If your spouse needs to go into a nursing home, it can bring some relief to know that Medicaid can help pay for their care. But Medicaid has strict requirements, and your spouse can only keep $2,000 worth of assets to be eligible.

Below, learn how to protect assets if your spouse goes into a nursing home.

Giving Away Assets Can Cause a Penalty Period

Skilled nursing facility expenses can add up quickly, so it’s tempting to give away or sell assets to help your spouse qualify as soon as possible. It’s important to know, however, that Medicaid has a five-year look-back period.  Medicaid will look back five years from the date of your application to ensure that you didn’t gift or transfer assets for less than fair market value. If you have made gifts or transfers for less than fair market value, you will be subject to a penalty period during which you will need to pay out of pocket for your spouse’s skilled nursing care.

Long-Term Care Insurance

Purchasing long-term care insurance is one option for paying for long-term care; however, long-term care insurance is becoming more and more difficult to get and more and more expensive.

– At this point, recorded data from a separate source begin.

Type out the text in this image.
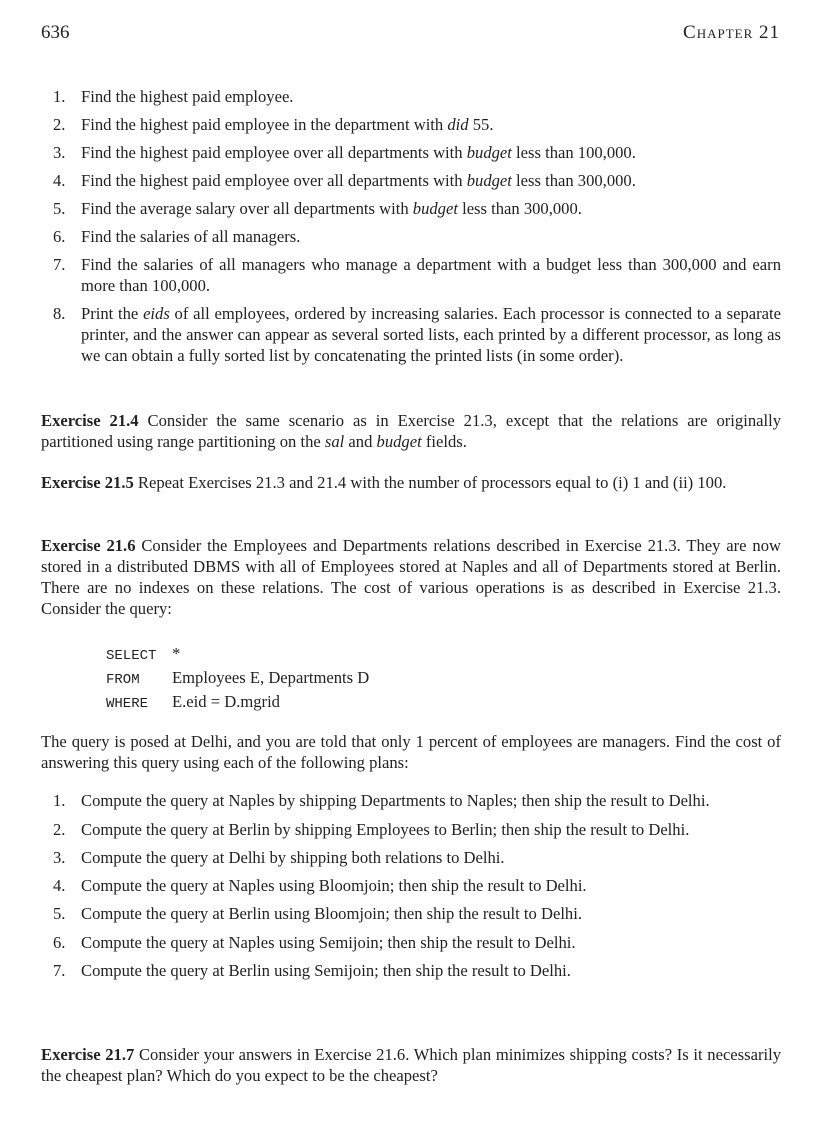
636	Chapter 21
1. Find the highest paid employee.
2. Find the highest paid employee in the department with did 55.
3. Find the highest paid employee over all departments with budget less than 100,000.
4. Find the highest paid employee over all departments with budget less than 300,000.
5. Find the average salary over all departments with budget less than 300,000.
6. Find the salaries of all managers.
7. Find the salaries of all managers who manage a department with a budget less than 300,000 and earn more than 100,000.
8. Print the eids of all employees, ordered by increasing salaries. Each processor is connected to a separate printer, and the answer can appear as several sorted lists, each printed by a different processor, as long as we can obtain a fully sorted list by concatenating the printed lists (in some order).
Exercise 21.4 Consider the same scenario as in Exercise 21.3, except that the relations are originally partitioned using range partitioning on the sal and budget fields.
Exercise 21.5 Repeat Exercises 21.3 and 21.4 with the number of processors equal to (i) 1 and (ii) 100.
Exercise 21.6 Consider the Employees and Departments relations described in Exercise 21.3. They are now stored in a distributed DBMS with all of Employees stored at Naples and all of Departments stored at Berlin. There are no indexes on these relations. The cost of various operations is as described in Exercise 21.3. Consider the query:
SELECT *
FROM Employees E, Departments D
WHERE E.eid = D.mgrid
The query is posed at Delhi, and you are told that only 1 percent of employees are managers. Find the cost of answering this query using each of the following plans:
1. Compute the query at Naples by shipping Departments to Naples; then ship the result to Delhi.
2. Compute the query at Berlin by shipping Employees to Berlin; then ship the result to Delhi.
3. Compute the query at Delhi by shipping both relations to Delhi.
4. Compute the query at Naples using Bloomjoin; then ship the result to Delhi.
5. Compute the query at Berlin using Bloomjoin; then ship the result to Delhi.
6. Compute the query at Naples using Semijoin; then ship the result to Delhi.
7. Compute the query at Berlin using Semijoin; then ship the result to Delhi.
Exercise 21.7 Consider your answers in Exercise 21.6. Which plan minimizes shipping costs? Is it necessarily the cheapest plan? Which do you expect to be the cheapest?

Planning ahead is key if you are considering long-term care insurance – the earlier the better.  You don’t want to wait until your spouse needs skilled nursing care to apply, because he/she likely will not qualify.

Community Spouse Resource Allowance

Medicaid has rules so that you, as the healthy spouse (“the community spouse”), do not have to impoverish yourself.  The Community Spouse Resource Allowance can protect assets when your spouse enters a long-term skilled nursing facility and needs to access Medicaid benefits.

How does it work? On the first day of a continuous 30-day stay at hospital, rehab facility, or skilled nursing facility (called the “snapshot date”), Medicaid will count your joint assets. If you have $29,724 or less, all of your assets will be protected.  If you have more than $29,724 but not more than $59,448, you can keep $29,724.  If you have more than $59,448, but not mor than $297,240, you can protect one-half of your assets.  If you have more than $297,240, you can keep $148,620.

Medicaid-Compliant Annuity

If your assets are greater than the Community Spouse Resource Allowance, you can use those assets to purchase a Medicaid-Compliant Annuity. This immediate annuity must meet strict requirements in order to work for Medicaid eligibility.   The Medicaid-Compliant annuity converts assets into income and by doing so eliminates assets over the resource limit and provides the community spouse with income to provide for his or her needs.

Don’t Lose Your Assets When Your Spouse Needs Nursing Home Care

When your spouse needs a nursing home, Medicaid may tell you that they can’t have more than $2,000 in assets, but you don’t need to go into poverty just so your loved one qualifies.